There’s a known issue where the compile request may fail due to missing bootstrap information, but the kernels are still successfully cached. Using a gradual warm-up phase and enabling caching for FlashInfer (similar to DeepGEMM) can further improve stability and reduce startup time. See https://github.com/sgl-project/sglang/issues/9867#issuecomment-3336551174 for more details.

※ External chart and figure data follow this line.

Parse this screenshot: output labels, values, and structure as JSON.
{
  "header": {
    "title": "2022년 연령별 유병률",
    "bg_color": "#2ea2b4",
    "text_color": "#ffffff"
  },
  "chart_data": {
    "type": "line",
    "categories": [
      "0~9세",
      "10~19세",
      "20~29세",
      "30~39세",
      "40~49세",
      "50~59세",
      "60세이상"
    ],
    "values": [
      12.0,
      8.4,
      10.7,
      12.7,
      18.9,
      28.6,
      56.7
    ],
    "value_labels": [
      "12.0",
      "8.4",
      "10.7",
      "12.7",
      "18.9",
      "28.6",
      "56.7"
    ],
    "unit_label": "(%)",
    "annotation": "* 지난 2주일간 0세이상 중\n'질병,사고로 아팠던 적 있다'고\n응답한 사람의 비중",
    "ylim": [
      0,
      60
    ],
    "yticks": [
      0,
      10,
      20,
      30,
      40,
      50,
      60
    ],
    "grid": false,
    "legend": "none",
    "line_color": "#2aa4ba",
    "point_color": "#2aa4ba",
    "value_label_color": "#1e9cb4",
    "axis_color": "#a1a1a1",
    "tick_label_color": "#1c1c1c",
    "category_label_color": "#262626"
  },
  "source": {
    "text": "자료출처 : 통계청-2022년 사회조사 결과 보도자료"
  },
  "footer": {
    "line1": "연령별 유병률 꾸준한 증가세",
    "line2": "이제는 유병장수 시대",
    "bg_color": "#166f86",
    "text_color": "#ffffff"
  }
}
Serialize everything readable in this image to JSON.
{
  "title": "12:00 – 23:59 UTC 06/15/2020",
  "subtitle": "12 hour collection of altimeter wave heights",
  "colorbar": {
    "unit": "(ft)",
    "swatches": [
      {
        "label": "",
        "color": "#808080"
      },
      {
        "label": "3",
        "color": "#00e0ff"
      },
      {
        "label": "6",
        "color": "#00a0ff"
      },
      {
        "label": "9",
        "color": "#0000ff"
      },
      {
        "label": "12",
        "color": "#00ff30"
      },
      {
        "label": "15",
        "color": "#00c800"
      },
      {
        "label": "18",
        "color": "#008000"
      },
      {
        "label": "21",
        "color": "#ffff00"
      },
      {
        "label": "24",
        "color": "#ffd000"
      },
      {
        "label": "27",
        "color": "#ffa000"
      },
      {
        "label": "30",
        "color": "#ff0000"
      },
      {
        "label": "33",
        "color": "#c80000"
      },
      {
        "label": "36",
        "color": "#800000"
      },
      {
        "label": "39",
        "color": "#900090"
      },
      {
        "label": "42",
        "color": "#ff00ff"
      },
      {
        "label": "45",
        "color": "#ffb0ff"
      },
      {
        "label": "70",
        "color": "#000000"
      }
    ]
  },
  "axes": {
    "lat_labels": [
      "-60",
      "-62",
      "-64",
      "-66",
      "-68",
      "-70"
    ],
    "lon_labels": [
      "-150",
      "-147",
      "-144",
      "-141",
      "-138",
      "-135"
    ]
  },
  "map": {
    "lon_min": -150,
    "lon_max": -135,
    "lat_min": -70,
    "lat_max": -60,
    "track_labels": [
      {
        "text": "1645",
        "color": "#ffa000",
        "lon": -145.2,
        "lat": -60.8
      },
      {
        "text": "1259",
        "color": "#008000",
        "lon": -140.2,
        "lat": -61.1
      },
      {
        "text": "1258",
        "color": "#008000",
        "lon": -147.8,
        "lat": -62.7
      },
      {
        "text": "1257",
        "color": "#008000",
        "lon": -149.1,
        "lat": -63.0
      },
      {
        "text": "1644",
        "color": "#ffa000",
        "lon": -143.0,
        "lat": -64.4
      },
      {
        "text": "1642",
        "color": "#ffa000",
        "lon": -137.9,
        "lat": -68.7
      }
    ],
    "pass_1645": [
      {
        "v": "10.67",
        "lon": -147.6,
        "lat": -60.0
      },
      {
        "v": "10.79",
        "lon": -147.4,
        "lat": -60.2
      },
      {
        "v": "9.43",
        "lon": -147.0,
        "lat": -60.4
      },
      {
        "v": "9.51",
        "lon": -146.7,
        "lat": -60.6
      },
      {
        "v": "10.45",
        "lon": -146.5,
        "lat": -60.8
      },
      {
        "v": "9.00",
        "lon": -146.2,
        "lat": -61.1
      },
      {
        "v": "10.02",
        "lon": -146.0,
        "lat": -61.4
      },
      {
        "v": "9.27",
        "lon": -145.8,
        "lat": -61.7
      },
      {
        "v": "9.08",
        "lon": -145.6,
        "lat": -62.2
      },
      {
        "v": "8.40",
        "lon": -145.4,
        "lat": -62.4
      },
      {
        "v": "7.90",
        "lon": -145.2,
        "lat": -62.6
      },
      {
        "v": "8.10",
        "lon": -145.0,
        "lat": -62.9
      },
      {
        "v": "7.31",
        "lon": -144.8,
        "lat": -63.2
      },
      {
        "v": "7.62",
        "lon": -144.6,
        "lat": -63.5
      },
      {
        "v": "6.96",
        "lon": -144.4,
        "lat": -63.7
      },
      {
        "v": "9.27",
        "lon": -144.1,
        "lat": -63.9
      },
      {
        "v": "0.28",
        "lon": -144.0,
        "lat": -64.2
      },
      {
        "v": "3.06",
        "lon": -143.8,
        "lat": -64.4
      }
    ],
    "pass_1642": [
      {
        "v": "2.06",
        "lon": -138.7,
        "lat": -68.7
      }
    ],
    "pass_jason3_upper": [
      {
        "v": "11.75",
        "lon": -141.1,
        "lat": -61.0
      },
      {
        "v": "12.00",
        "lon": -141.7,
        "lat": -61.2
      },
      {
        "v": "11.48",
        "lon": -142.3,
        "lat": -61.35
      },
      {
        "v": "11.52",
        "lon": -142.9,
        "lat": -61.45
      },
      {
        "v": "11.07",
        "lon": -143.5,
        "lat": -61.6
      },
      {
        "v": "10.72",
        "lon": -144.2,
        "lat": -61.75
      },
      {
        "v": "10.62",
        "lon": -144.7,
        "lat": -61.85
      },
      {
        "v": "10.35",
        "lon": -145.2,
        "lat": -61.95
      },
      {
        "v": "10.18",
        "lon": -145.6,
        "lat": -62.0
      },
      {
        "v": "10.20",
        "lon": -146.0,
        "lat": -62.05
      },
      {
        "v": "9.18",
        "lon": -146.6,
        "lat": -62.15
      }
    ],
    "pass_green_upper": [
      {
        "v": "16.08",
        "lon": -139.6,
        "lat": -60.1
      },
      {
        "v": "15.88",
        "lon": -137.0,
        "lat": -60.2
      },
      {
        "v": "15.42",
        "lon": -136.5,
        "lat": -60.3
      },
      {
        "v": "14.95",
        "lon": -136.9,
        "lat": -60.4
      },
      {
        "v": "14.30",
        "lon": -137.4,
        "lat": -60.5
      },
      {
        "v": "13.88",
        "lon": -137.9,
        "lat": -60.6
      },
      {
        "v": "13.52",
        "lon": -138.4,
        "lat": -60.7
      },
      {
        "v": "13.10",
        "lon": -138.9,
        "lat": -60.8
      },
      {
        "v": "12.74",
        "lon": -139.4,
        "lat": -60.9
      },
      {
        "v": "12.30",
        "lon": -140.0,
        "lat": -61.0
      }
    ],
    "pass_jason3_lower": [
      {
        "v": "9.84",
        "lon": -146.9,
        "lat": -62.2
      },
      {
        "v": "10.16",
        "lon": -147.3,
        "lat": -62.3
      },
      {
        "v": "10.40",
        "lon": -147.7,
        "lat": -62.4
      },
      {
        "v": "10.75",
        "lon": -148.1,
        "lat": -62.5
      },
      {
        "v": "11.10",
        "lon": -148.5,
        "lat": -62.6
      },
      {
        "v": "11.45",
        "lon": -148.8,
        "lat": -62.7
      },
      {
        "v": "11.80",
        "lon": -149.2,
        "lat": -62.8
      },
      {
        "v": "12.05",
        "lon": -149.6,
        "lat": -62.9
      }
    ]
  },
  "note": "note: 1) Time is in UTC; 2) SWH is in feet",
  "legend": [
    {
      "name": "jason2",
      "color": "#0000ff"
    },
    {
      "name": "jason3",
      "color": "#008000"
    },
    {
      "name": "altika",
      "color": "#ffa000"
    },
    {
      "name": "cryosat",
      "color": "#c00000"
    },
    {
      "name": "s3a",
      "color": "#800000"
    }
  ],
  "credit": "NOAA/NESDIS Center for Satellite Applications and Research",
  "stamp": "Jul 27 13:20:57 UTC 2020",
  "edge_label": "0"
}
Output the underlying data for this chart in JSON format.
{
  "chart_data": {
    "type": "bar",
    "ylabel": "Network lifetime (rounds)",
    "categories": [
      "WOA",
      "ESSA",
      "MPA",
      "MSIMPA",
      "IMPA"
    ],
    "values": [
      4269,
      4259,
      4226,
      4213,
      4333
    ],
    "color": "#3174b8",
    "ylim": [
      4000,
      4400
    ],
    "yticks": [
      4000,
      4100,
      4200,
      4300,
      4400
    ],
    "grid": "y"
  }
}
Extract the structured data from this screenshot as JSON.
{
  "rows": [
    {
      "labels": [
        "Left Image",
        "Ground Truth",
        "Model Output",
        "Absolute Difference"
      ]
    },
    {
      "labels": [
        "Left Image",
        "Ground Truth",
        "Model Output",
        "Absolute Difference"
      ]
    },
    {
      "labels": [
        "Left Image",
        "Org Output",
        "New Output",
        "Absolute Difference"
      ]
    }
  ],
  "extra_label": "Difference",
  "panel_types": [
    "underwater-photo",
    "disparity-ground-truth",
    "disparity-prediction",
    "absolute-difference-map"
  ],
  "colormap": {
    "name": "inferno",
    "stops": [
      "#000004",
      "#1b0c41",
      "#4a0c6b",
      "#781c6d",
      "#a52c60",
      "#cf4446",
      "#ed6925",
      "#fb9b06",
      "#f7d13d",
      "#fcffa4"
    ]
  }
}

Run the decode worker on the head decode node

$ SGLANG_DEEPEP_NUM_MAX_DISPATCH_TOKENS_PER_RANK=768 \
> MC_TE_METRIC=true \
> SGLANG_DISAGGREGATION_HEARTBEAT_MAX_FAILURE=100000 \
> SGLANG_DISAGGREGATION_BOOTSTRAP_TIMEOUT=100000 \
> SGLANG_DISAGGREGATION_WAITING_TIMEOUT=100000 \
> SGLANG_HACK_SEQ_BOOTSTRAP_ROOM=1 \
> SGLANG_MOONCAKE_CUSTOM_MEM_POOL=True \
> NCCL_MNNVL_ENABLE=1 \
> MC_FORCE_MNNVL=1 \
> NCCL_CUMEM_ENABLE=1 \
> SGLANG_USE_MESSAGE_QUEUE_BROADCASTER=0 \
> SGL_DISABLE_TP_MEMORY_INBALANCE_CHECK=1 \
> PYTHONUNBUFFERED=1 \
> python3 -m dynamo.sglang \
>   --served-model-name deepseek-ai/DeepSeek-R1 \
>   --model-path /model/ \
>   --skip-tokenizer-init \
>   --trust-remote-code \
>   --disaggregation-mode decode \
>   --dist-init-addr ${HEAD_DECODE_NODE_IP}:29500 \
>   --disaggregation-bootstrap-port 30001 \
>   --nnodes 2 \
>   --node-rank 0 \
>   --tp-size 8 \
>   --dp-size 8 \
>   --enable-dp-attention \
>   --host 0.0.0.0 \
>   --decode-log-interval 1 \
>   --max-running-requests 36864 \
>   --context-length 2716 \
>   --disable-radix-cache \
>   --moe-a2a-backend deepep \
>   --prefill-round-robin-balance \
>   --deepep-mode low_latency \
>   --moe-dense-tp-size 1 \
>   --enable-dp-lm-head \
>   --cuda-graph-max-bs 256 \
>   --disable-shared-experts-fusion \
>   --ep-num-redundant-experts 32 \
>   --ep-dispatch-algorithm static \
>   --eplb-algorithm deepseek \
>   --attention-backend cutlass_mla \
>   --watchdog-timeout 1000000 \
>   --chunked-prefill-size 36864 \
>   --mem-fraction-static 0.82 \
>   --log-level debug \
>   --disaggregation-transfer-backend nixl

On the other decode nodes (this example has 2 total decode nodes), run the same command but change --node-rank to 1.